Les éclats de lumière nés des jeux de vitres qui se reflétaient mutuellement à l’infini détournaient l’attention de l’ombre et le ramenaient à sa propre pensée en dérive, qui lui rappelait le départ de Lucie et le ramenaient à l’odieux doute qui le tenaillait à propos de ce prénom en trompe-l’oeil. En lui-même, il recherchait ce qu’avaient pu être ses autres identités.

Ou bien il revenait à ce moment embarrassant où, plongé dans la lecture d’un roman d’épouvante qui le distrayait, il se rendait compte d’une malfaçon : on avait interverti les pages du livre, on les avait peut-être mélangées à celles d’autres titres de la même collection !

Si bien qu’à la fin, les gens en auraient eu assez et auraient réclamé de cette ombre qu’elle descende du box pour expliquer sa présence. « Vous êtes l’ombre de qui, d’abord ? » Et l’ombre de bredouiller des explications confuses sur sa présence illogique à ce procès qu’elle juge « purement accidentelle ». Et de se demander pourquoi on l’interpelle au moment même où il se rendait compte d’un défaut de reliure du livre qu’il lisait.

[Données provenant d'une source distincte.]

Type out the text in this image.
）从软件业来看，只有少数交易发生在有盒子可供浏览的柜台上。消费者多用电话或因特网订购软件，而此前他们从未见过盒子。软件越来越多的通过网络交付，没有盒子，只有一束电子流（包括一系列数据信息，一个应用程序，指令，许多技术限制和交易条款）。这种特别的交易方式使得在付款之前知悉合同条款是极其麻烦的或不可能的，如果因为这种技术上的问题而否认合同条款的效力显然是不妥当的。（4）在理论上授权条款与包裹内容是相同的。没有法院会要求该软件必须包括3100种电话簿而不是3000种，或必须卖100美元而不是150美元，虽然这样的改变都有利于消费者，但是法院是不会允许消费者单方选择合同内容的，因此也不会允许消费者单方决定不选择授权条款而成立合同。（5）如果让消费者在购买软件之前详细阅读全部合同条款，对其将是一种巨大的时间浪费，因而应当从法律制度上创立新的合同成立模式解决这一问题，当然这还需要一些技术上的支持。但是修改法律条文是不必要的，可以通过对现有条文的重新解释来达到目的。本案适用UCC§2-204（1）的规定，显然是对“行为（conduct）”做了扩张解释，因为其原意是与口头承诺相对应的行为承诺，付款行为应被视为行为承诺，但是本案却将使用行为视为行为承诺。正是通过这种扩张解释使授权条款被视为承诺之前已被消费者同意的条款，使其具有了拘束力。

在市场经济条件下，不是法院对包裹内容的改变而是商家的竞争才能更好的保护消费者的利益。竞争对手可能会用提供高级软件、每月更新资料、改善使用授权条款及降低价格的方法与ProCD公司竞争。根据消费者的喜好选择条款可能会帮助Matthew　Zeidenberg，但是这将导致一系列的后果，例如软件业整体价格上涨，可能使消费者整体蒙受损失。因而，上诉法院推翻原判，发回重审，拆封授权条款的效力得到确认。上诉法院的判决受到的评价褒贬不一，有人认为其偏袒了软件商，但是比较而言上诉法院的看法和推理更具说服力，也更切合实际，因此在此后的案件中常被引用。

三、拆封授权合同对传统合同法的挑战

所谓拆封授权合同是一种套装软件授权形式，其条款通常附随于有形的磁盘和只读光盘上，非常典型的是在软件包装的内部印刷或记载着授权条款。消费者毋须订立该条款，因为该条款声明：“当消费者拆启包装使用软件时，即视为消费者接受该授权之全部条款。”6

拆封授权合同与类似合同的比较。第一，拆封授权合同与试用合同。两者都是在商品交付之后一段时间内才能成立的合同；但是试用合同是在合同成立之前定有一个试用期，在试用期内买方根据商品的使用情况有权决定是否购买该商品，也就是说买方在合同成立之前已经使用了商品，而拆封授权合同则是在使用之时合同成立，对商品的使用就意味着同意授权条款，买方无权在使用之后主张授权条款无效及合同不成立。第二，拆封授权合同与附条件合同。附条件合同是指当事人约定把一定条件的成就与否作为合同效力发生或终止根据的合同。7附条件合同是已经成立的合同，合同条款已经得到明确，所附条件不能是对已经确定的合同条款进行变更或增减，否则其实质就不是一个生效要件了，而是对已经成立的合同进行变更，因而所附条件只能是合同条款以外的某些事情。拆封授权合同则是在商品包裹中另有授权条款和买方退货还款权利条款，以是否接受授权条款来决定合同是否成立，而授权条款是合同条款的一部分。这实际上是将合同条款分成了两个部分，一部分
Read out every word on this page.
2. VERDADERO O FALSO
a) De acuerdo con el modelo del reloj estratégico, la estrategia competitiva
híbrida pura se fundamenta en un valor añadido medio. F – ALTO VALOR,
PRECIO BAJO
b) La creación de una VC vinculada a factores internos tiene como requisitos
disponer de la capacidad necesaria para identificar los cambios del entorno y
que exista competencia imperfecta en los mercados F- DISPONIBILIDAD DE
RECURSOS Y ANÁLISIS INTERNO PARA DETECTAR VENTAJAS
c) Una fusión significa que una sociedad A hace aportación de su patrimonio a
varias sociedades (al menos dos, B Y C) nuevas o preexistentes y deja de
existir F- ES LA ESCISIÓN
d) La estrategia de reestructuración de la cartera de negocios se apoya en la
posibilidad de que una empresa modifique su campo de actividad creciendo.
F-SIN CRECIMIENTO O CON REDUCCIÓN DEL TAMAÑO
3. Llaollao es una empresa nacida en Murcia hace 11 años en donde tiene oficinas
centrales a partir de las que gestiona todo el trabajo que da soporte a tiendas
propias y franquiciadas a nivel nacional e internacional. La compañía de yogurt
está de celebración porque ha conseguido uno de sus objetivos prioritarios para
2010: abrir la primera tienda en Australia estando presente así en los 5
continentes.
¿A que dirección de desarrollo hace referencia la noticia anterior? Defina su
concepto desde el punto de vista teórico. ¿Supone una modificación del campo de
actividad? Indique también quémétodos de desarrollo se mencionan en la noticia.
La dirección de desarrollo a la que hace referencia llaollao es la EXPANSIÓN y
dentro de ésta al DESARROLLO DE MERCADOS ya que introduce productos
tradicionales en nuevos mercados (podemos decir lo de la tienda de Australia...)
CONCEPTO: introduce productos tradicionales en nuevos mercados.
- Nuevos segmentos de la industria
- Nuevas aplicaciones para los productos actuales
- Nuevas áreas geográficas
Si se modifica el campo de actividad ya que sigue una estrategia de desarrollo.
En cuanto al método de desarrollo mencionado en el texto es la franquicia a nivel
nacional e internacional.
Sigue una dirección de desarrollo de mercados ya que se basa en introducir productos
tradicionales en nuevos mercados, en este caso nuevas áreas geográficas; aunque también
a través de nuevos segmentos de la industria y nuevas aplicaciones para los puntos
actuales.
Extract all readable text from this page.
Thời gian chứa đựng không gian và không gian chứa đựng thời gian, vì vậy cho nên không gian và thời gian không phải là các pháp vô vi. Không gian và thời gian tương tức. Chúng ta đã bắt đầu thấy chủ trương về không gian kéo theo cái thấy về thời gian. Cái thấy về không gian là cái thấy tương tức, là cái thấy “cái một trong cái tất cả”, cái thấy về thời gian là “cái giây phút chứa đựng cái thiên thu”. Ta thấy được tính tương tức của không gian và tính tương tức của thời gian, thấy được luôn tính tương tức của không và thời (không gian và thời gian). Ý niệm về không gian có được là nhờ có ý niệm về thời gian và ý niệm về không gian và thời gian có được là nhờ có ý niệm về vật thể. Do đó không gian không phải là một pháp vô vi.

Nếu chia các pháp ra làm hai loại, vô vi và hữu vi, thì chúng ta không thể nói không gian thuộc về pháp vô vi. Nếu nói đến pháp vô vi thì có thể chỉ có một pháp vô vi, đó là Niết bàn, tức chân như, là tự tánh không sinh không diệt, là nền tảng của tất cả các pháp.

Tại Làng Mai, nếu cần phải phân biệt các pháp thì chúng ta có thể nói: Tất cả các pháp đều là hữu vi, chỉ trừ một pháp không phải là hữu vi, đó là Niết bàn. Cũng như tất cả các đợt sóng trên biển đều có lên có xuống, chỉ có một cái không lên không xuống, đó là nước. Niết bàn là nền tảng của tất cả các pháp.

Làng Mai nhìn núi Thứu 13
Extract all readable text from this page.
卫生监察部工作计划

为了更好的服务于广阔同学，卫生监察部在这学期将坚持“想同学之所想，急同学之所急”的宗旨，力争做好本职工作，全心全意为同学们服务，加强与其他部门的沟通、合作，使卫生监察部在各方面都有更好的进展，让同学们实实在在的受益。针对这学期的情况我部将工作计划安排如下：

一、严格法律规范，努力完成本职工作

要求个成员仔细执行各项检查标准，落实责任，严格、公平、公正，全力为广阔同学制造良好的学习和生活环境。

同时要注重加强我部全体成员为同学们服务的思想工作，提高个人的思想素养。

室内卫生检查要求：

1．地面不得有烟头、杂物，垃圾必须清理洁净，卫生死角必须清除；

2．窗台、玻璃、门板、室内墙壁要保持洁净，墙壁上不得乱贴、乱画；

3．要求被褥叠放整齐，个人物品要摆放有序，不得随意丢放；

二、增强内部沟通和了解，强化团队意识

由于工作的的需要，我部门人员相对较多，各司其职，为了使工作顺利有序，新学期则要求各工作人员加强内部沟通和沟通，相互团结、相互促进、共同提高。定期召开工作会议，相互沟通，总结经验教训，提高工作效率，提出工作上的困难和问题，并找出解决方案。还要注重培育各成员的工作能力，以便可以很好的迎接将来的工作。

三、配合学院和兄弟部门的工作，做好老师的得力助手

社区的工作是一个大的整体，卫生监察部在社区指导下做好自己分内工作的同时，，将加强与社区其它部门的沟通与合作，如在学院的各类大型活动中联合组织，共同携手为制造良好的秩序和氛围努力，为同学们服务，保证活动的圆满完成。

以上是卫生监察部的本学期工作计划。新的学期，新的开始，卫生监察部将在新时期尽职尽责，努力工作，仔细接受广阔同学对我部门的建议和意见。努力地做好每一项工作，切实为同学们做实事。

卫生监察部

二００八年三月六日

Tout le monde n’est pas de son avis. Le procureur assène : « L’accident est significatif ». Le président fulmine : « Vous êtes l’accusé ! Taisez-vous ou dites la vérité ! ». Mais l’ombre ne l’entend pas ainsi : « Vous êtes fou ! Mais vous avez peut-être été drogué ! »

Il voudrait convaincre son interlocuteur qu’il voit impavide et sûr de son fait. Même des preuves tangibles ne le déstabiliseraient pas. Mais de preuves, au bout du compte, l’ombre est également dénuée.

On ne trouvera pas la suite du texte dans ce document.